Mit der dagegen ausgeführten Berufung strebt Andreas O***** einerseits die Herabsetzung der Freiheitsstrafe an, andererseits beantragt er deren gänzliche, in eventu teilbedingte (§ 43a StGB) Nachsicht unter Bestimmung einer dreijährigen Probezeit.

Die Berufung ist nur teilweise begründet.

Ihr zuwider hat der Angeklagte nicht aus "Unbesonnenheit" (§ 34 Abs 1 Z 7 StGB) gehandelt. Dieser Milderungsgrund liegt nur dann vor, wenn die Tathandlung auf eine augenblickliche Eingebung zurückzuführen ist, also auf einen Willensimpuls, der aus besonderen Gründen (was in der Berufungsschrift allerdings übergangen wird) der Lenkung durch das ruhige Denken entzogen ist und nach der charakterlichen Beschaffenheit des Täters in der Regel unterdrückt worden wäre (vgl Leukauf/Steininger Komm3 RN 13, Mayerhofer StGB5 Rz 26 je zu § 34 Z 7). Das vom Rechtsmittelwerber hervorgehobene subjektive Empfinden, wonach er "in seiner Arbeit stark sekkiert worden sei und es in der Folge im Lokal 'Klick' gemacht habe" (vgl hiezu SV-Gutachten S 195 ff und 211 ff, 231 ff und 249 ff), stellt fallbezogen keinen der in § 34 Abs 1 Z 7 StGB verlangten "besonderen Gründe" für eine zu berücksichtigende maßgebliche Einschränkung der Willenssteuerung zur Tatzeit dar. Auch unter der Annahme, dass ein behauptetes "Mobbing" am Arbeitsplatz auslösendes Moment für einen "Aggressionsdurchbruch" (S 219 oben) und für den (behaupteten) Willensimpuls zum angelasteten Verhalten gewesen wäre, hätte dieser nach der (bis dahin gegebenen positiven) charakterlichen Beschaffenheit des Täters unschwer unterdrückt werden können, ohne auf die im Urteil festgestellte Weise über das im Etablissement allein anwesende und schutzlose Opfer herzufallen. Aber auch nach Art und Dauer der verübten zwei Verbrechen (die Berufung spricht durchwegs nur von "einem Vorfall") kann dem Berufungswerber der reklamierte Milderungsgrund auf Grundlage einer bloßen "Kurzschlussreaktion" nicht zugute kommen. Hiezu genügt der Hinweis auf die ausführlichen, unbekämpft gebliebenen Urteilsfeststellungen (US 3 f).

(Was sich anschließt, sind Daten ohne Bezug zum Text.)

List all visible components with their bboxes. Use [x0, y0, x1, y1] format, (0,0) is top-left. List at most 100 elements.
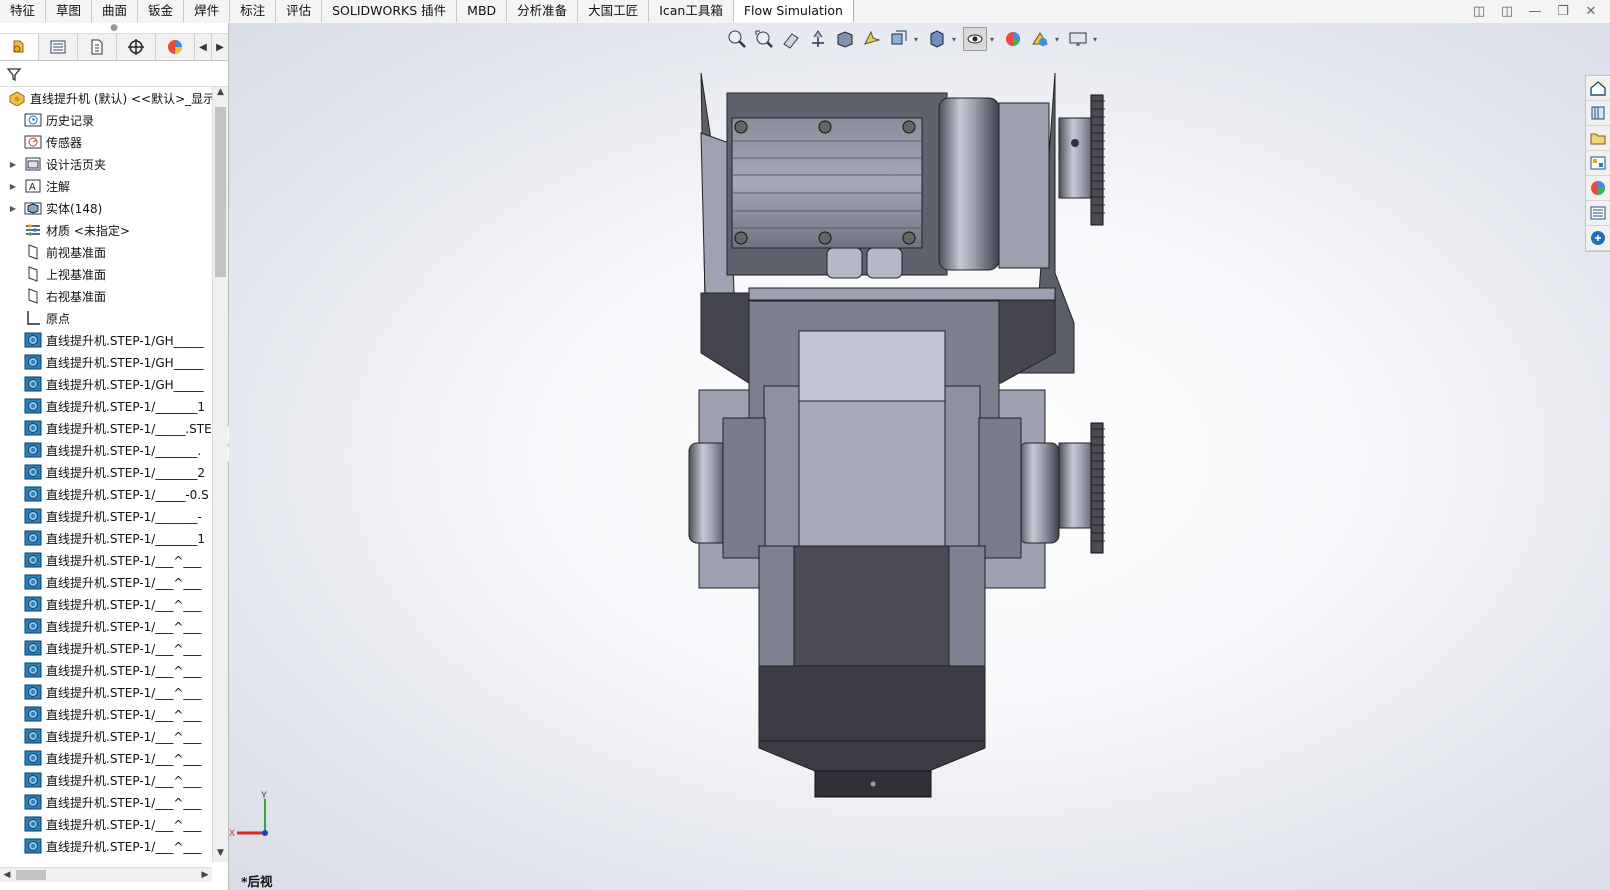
tree-item-part[interactable]: 直线提升机.STEP-1/_____-0.S: [0, 483, 212, 505]
tree-item-part[interactable]: 直线提升机.STEP-1/___^___: [0, 593, 212, 615]
tree-item-part[interactable]: 直线提升机.STEP-1/___^___: [0, 813, 212, 835]
tree-item-material[interactable]: 材质 <未指定>: [0, 219, 212, 241]
hide-show-dropdown-icon[interactable]: ▾: [952, 35, 960, 44]
filter-icon[interactable]: [6, 66, 22, 82]
appearances-icon[interactable]: [1586, 176, 1610, 201]
tree-item-part[interactable]: 直线提升机.STEP-1/___^___: [0, 835, 212, 857]
display-manager-tab[interactable]: [156, 34, 195, 60]
dimxpert-manager-tab[interactable]: [117, 34, 156, 60]
maximize-icon[interactable]: ❐: [1552, 2, 1574, 20]
tree-item-part[interactable]: 直线提升机.STEP-1/___^___: [0, 549, 212, 571]
tab-10[interactable]: 大国工匠: [578, 0, 650, 22]
previous-view-icon[interactable]: [779, 27, 803, 51]
tree-item-part[interactable]: 直线提升机.STEP-1/___^___: [0, 637, 212, 659]
dynamic-annotation-icon[interactable]: [833, 27, 857, 51]
minimize-icon[interactable]: —: [1524, 2, 1546, 20]
view-orientation-icon[interactable]: [860, 27, 884, 51]
tree-item-sensor-folder[interactable]: 传感器: [0, 131, 212, 153]
close-icon[interactable]: ✕: [1580, 2, 1602, 20]
tab-4[interactable]: 焊件: [184, 0, 231, 22]
tree-item-part[interactable]: 直线提升机.STEP-1/___^___: [0, 703, 212, 725]
tab-scroll-right-icon[interactable]: ▶: [211, 34, 228, 60]
tab-scroll-left-icon[interactable]: ◀: [194, 34, 211, 60]
expand-arrow-icon[interactable]: ▶: [6, 182, 20, 191]
tree-item-plane[interactable]: 右视基准面: [0, 285, 212, 307]
scene-dropdown-icon[interactable]: ▾: [1055, 35, 1063, 44]
tree-item-solid-bodies[interactable]: ▶ 实体(148): [0, 197, 212, 219]
tree-item-part[interactable]: 直线提升机.STEP-1/___^___: [0, 659, 212, 681]
property-manager-tab[interactable]: [39, 34, 78, 60]
tab-0[interactable]: 特征: [0, 0, 47, 22]
tree-item-part[interactable]: 直线提升机.STEP-1/___^___: [0, 769, 212, 791]
scroll-right-arrow-icon[interactable]: ▶: [198, 868, 212, 882]
restore-left-icon[interactable]: ◫: [1468, 2, 1490, 20]
scroll-thumb[interactable]: [215, 107, 226, 277]
tree-item-part[interactable]: 直线提升机.STEP-1/___^___: [0, 681, 212, 703]
hscroll-thumb[interactable]: [16, 870, 46, 880]
tree-horizontal-scrollbar[interactable]: ◀ ▶: [0, 867, 212, 882]
hide-show-items-icon[interactable]: [925, 27, 949, 51]
tree-item-origin[interactable]: 原点: [0, 307, 212, 329]
zoom-to-area-icon[interactable]: [752, 27, 776, 51]
tab-9[interactable]: 分析准备: [507, 0, 579, 22]
tab-8[interactable]: MBD: [457, 0, 508, 22]
edit-appearance-icon[interactable]: [963, 27, 987, 51]
display-style-icon[interactable]: [887, 27, 911, 51]
scroll-up-arrow-icon[interactable]: ▲: [213, 87, 228, 101]
section-view-icon[interactable]: [806, 27, 830, 51]
tree-item-part[interactable]: 直线提升机.STEP-1/___^___: [0, 725, 212, 747]
tab-1[interactable]: 草图: [46, 0, 93, 22]
tree-item-part[interactable]: 直线提升机.STEP-1/___^___: [0, 791, 212, 813]
display-style-dropdown-icon[interactable]: ▾: [914, 35, 922, 44]
tree-item-part[interactable]: 直线提升机.STEP-1/_______.: [0, 439, 212, 461]
tree-item-part[interactable]: 直线提升机.STEP-1/_____.STE: [0, 417, 212, 439]
featuremanager-tree-tab[interactable]: [0, 34, 39, 60]
tree-item-part[interactable]: 直线提升机.STEP-1/GH_____: [0, 373, 212, 395]
view-settings-dropdown-icon[interactable]: ▾: [1093, 35, 1101, 44]
design-library-icon[interactable]: [1586, 101, 1610, 126]
graphics-area[interactable]: ▾ ▾ ▾ ▾ ▾ Y X *后视: [229, 23, 1610, 890]
scroll-down-arrow-icon[interactable]: ▼: [213, 848, 228, 862]
tab-3[interactable]: 钣金: [138, 0, 185, 22]
tree-item-part[interactable]: 直线提升机.STEP-1/GH_____: [0, 351, 212, 373]
tab-7[interactable]: SOLIDWORKS 插件: [322, 0, 458, 22]
tab-5[interactable]: 标注: [230, 0, 277, 22]
tree-filter[interactable]: [0, 61, 228, 87]
zoom-to-fit-icon[interactable]: [725, 27, 749, 51]
panel-grip[interactable]: ●: [0, 23, 228, 34]
scene-icon[interactable]: [1028, 27, 1052, 51]
appearance-dropdown-icon[interactable]: ▾: [990, 35, 998, 44]
tree-item-part[interactable]: 直线提升机.STEP-1/___^___: [0, 615, 212, 637]
scroll-left-arrow-icon[interactable]: ◀: [0, 868, 14, 882]
tree-item-part[interactable]: 直线提升机.STEP-1/_______2: [0, 461, 212, 483]
tab-11[interactable]: Ican工具箱: [649, 0, 734, 22]
expand-arrow-icon[interactable]: ▶: [6, 160, 20, 169]
tree-item-part[interactable]: 直线提升机.STEP-1/___^___: [0, 571, 212, 593]
tree-item-plane[interactable]: 前视基准面: [0, 241, 212, 263]
solidworks-forum-icon[interactable]: [1586, 226, 1610, 251]
file-explorer-icon[interactable]: [1586, 126, 1610, 151]
custom-properties-icon[interactable]: [1586, 201, 1610, 226]
view-palette-icon[interactable]: [1586, 151, 1610, 176]
home-icon[interactable]: [1586, 76, 1610, 101]
tree-item-design-binder[interactable]: ▶ 设计活页夹: [0, 153, 212, 175]
tree-item-plane[interactable]: 上视基准面: [0, 263, 212, 285]
tree-item-part[interactable]: 直线提升机.STEP-1/_______1: [0, 395, 212, 417]
tree-item-history-folder[interactable]: 历史记录: [0, 109, 212, 131]
tree-item-annotations[interactable]: ▶ A 注解: [0, 175, 212, 197]
apply-scene-icon[interactable]: [1001, 27, 1025, 51]
configuration-manager-tab[interactable]: [78, 34, 117, 60]
view-settings-icon[interactable]: [1066, 27, 1090, 51]
model-back-view[interactable]: [229, 23, 1610, 890]
tree-vertical-scrollbar[interactable]: ▲ ▼: [212, 87, 228, 862]
tab-6[interactable]: 评估: [276, 0, 323, 22]
tree-item-part[interactable]: 直线提升机.STEP-1/___^___: [0, 747, 212, 769]
tab-2[interactable]: 曲面: [92, 0, 139, 22]
expand-arrow-icon[interactable]: ▶: [6, 204, 20, 213]
tree-item-part[interactable]: 直线提升机.STEP-1/_______1: [0, 527, 212, 549]
tree-item-part[interactable]: 直线提升机.STEP-1/_______-: [0, 505, 212, 527]
tree-root-assembly[interactable]: 直线提升机 (默认) <<默认>_显示状态: [0, 87, 212, 109]
tab-12[interactable]: Flow Simulation: [733, 0, 854, 22]
tree-item-part[interactable]: 直线提升机.STEP-1/GH_____: [0, 329, 212, 351]
restore-right-icon[interactable]: ◫: [1496, 2, 1518, 20]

Ebenso wenig kann die Bereitschaft der Prostituierten, gegen Bezahlung von 1.500 S einen "Analverkehr" (festgestelltermaßen nicht in der vom Angeklagten durchgeführten Weise) geschehen zu lassen, mildernd sein.

Demgegenüber musste dem Rechtsmittelwerber jedoch die Zahlung von 10.000 S, also eines Drittels des angesprochenen Entschädigungsbetrages (vgl S 253 und Beil ./A zu ON 22) zugute gehalten werden. Des Weiteren ist gemäß § 32 Abs 2 StGB bei Bemessung der Strafe auch auf die zu erwartenden und vorliegend bereits eingetretenen Folgen der aktuellen Taten auf das künftige Leben des Angeklagten in der Gesellschaft Bedacht zu nehmen, zumal er - worauf er in einer persönlichen Eingabe (ON 8 des Os-Aktes) sowie im Gerichtstag ausdrücklich hingewiesen hat - als Folge der Verurteilung geschieden wurde und seinen Beamtenposten bei den Wiener Verkehrsbetrieben verloren hat.

In Abwägung der Zahl und des Gewichtes der zum Vorteil des Berufungswerbers vervollständigten Strafzumessungstatsachen sowie unter gebührender Berücksichtigung der allgemeinen Grundsätze der Strafbemessung (§ 32 Abs 2 StGB) erachtet der Oberste Gerichtshof die auf drei Jahre reduzierte Freiheitsstrafe als tatschuld- und unrechtsangemessen. In diesem Umfang war der Berufung daher Folge zu geben.

Hingegen besteht insbesondere aufgrund der vom psychiatrischen Sachverständigen gezeichneten problematischen Persönlichkeitsstruktur des Angeklagten (vgl S 115 ff iVm S 249 ff), ferner wegen der Art der zwei von ihm verwirklichten Verbrechen und des Grades seiner Schuld keine "hohe Wahrscheinlichkeit", dass Andreas O***** künftighin keine strafbaren Handlungen mehr begehen werde. Daher ist die zudem beantragte Gewährung gänzlicher (§ 43 Abs 1 iVm § 41 Abs 3 StGB) oder auch nur teilweise bedingter Strafnachsicht (§ 43a Abs 4 StGB) schon aus spezialpräventiven Gründen ausgeschlossen. Überdies stehen diesem Begehren generalpräventive Rücksichten entgegen. Demnach war der Berufung insoweit ein Erfolg zu versagen.

Die Kostenentscheidung gründet sich auf die bezogene Gesetzesstelle.